If optimizing the notebooks gives limited savings, is it better to move transformations to a data-warehouse (SQL-first) to reduce costs of consumptions?
Would a hybrid design (Delta Lakehouse for ingestion and staging + DW for the medallion architecture) be a recommended pattern? What are the trade-offs (cost, performance, maintainability)?
Any practical tips: cluster sizing/auto-pause, caching, partitioning, query pushdown, monitoring & cost control?

I’m learning data engineering, any guidance or references are welcome. Thanks!

v-tejrama

Hi @robertozsr ,

The high CU usage you’re seeing is quite common when running Spark notebooks in Fabric, especially within a medallion-style Lakehouse setup. Spark is a distributed compute engine, and even relatively simple transformations can consume significant resources depending on data volume, partitioning, and how efficiently the code is written. If the workload is primarily reading large datasets, performing joins, or writing out multiple intermediate files, those operations can quickly drive up CU costs.

It’s worth taking a close look at the efficiency of your notebook logic and how the Spark cluster is behaving. Unnecessary recomputations, wide joins, or unoptimized partitions can cause Spark to process much more data than needed. Reviewing the Spark UI can help you pinpoint which stages are consuming the most time or resources. It’s also important to make sure each notebook explicitly stops the Spark session when it finishes. If the session isn’t closed, the cluster can remain active and continue consuming compute units even when there’s no work being done.

In production, a solid approach is to rely on Spark primarily for ingestion and heavy transformations in your bronze and silver layers, where distributed compute provides real benefits.

Once your data is cleaned and structured, it’s often more efficient to move the gold-layer transformations into a Fabric Data Warehouse. The SQL-based compute in the warehouse is more predictable and cost-efficient for these curated, relational workloads, and it fits naturally with Power BI models. Many teams find that this hybrid approach using the Lakehouse for data preparation and the Warehouse for serving analytics offers the best balance between flexibility, performance, and cost.

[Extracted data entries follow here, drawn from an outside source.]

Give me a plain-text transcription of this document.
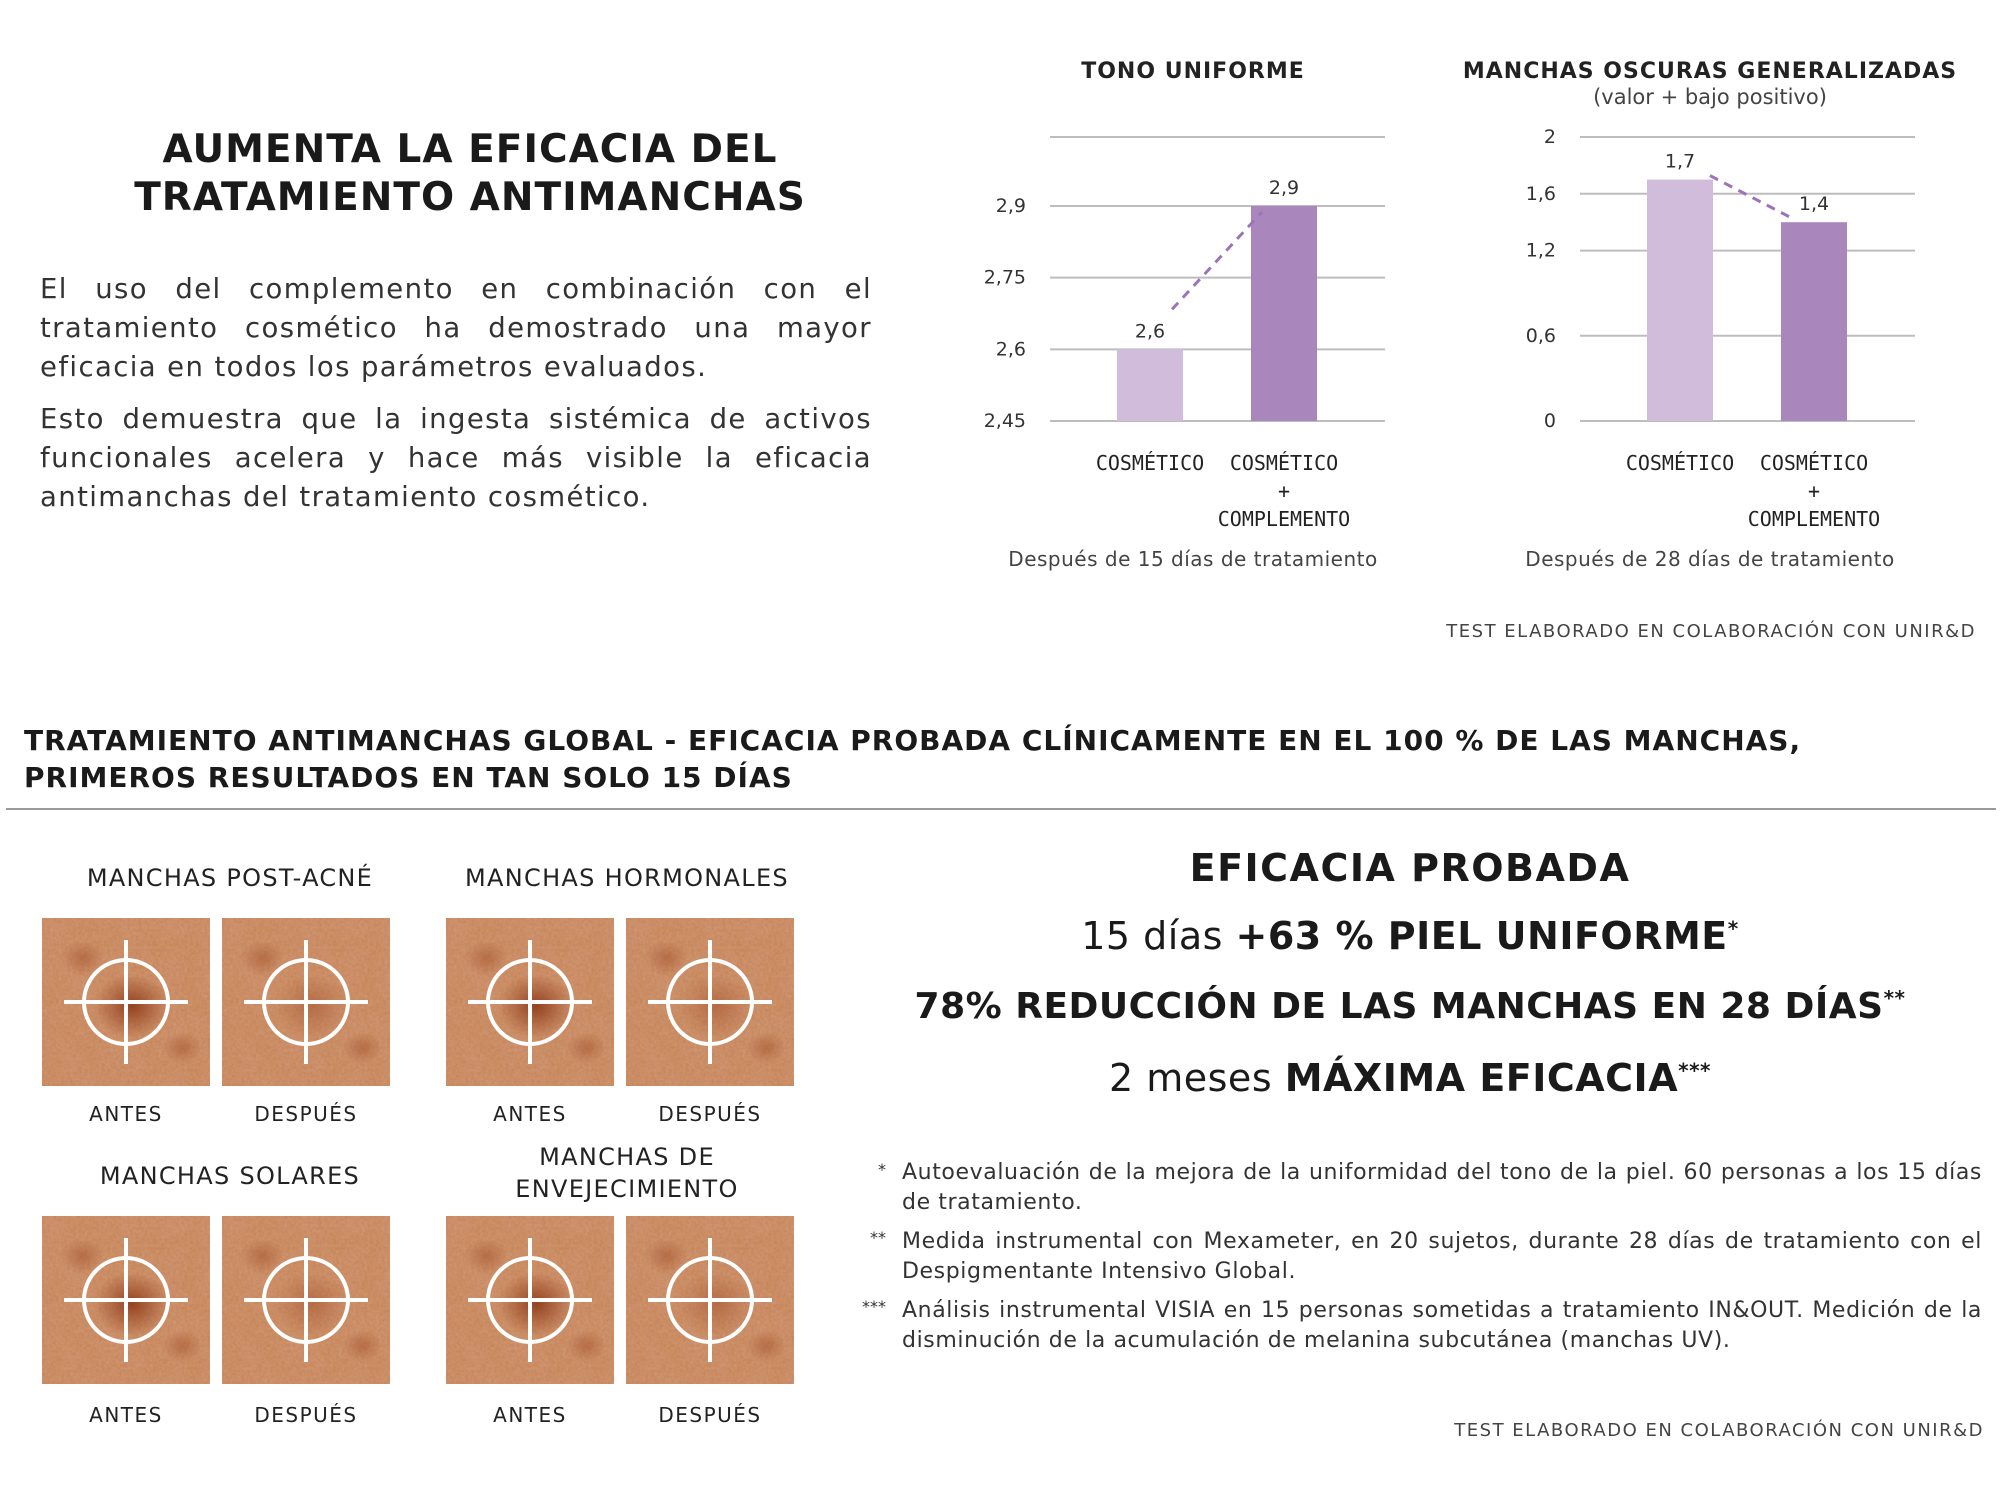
AUMENTA LA EFICACIA DEL
TRATAMIENTO ANTIMANCHAS
El uso del complemento en combinación con el tratamiento cosmético ha demostrado una mayor eficacia en todos los parámetros evaluados.
Esto demuestra que la ingesta sistémica de activos funcionales acelera y hace más visible la eficacia antimanchas del tratamiento cosmético.
TONO UNIFORME
2,45
2,6
2,75
2,9
2,6
2,9
COSMÉTICO COSMÉTICO
+
COMPLEMENTO
Después de 15 días de tratamiento
MANCHAS OSCURAS GENERALIZADAS
(valor + bajo positivo)
0
0,6
1,2
1,6
2
1,7
1,4
COSMÉTICO COSMÉTICO
+
COMPLEMENTO
Después de 28 días de tratamiento
TEST ELABORADO EN COLABORACIÓN CON UNIR&D
TRATAMIENTO ANTIMANCHAS GLOBAL - EFICACIA PROBADA CLÍNICAMENTE EN EL 100 % DE LAS MANCHAS,
PRIMEROS RESULTADOS EN TAN SOLO 15 DÍAS
MANCHAS POST-ACNÉ
ANTES	DESPUÉS
MANCHAS HORMONALES
ANTES	DESPUÉS
MANCHAS SOLARES
ANTES	DESPUÉS
MANCHAS DE
ENVEJECIMIENTO
ANTES	DESPUÉS
EFICACIA PROBADA
15 días +63 % PIEL UNIFORME*
78% REDUCCIÓN DE LAS MANCHAS EN 28 DÍAS**
2 meses MÁXIMA EFICACIA***
* Autoevaluación de la mejora de la uniformidad del tono de la piel. 60 personas a los 15 días de tratamiento.
** Medida instrumental con Mexameter, en 20 sujetos, durante 28 días de tratamiento con el Despigmentante Intensivo Global.
*** Análisis instrumental VISIA en 15 personas sometidas a tratamiento IN&OUT. Medición de la disminución de la acumulación de melanina subcutánea (manchas UV).
TEST ELABORADO EN COLABORACIÓN CON UNIR&D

For cost management, make sure your Spark pool is appropriately sized for the workload, and use auto-pause or session timeouts so clusters don’t sit idle. Caching and partitioning can help, but should be applied selectively to avoid unnecessary overhead. It’s also a good idea to monitor CU consumption through the Fabric Capacity Metrics app to identify long-running or idle sessions that may need optimization.

By refining your notebook logic, managing session lifecycles carefully, and adopting a hybrid Lakehouse and Warehouse design, you should see much more sustainable CU usage in production without compromising performance.

Best Regards,
Tejaswi.
Community Support

lbendlin

Educate your developers that they have to terminate the Spark session as part of the notebook, as the last step.

nielsvdc

Hi @robertozsr, the CU usage of a notebook highly depends on a number of things. Is your notebook code efficient? How large is your data size? This is also the reason why we cannot give you accurate advice on your questions, because we don't know your situation.

If you are processing a relatively small amount of data, then probably your code is not efficient and is causing the CU usage. If you are processing a relatively large amount of data, your code may still not be efficient enough, but the amount of data contributes to a higher CU usage.

Can you tell us more about your situation and about the process you are doing that causes the high CU usage?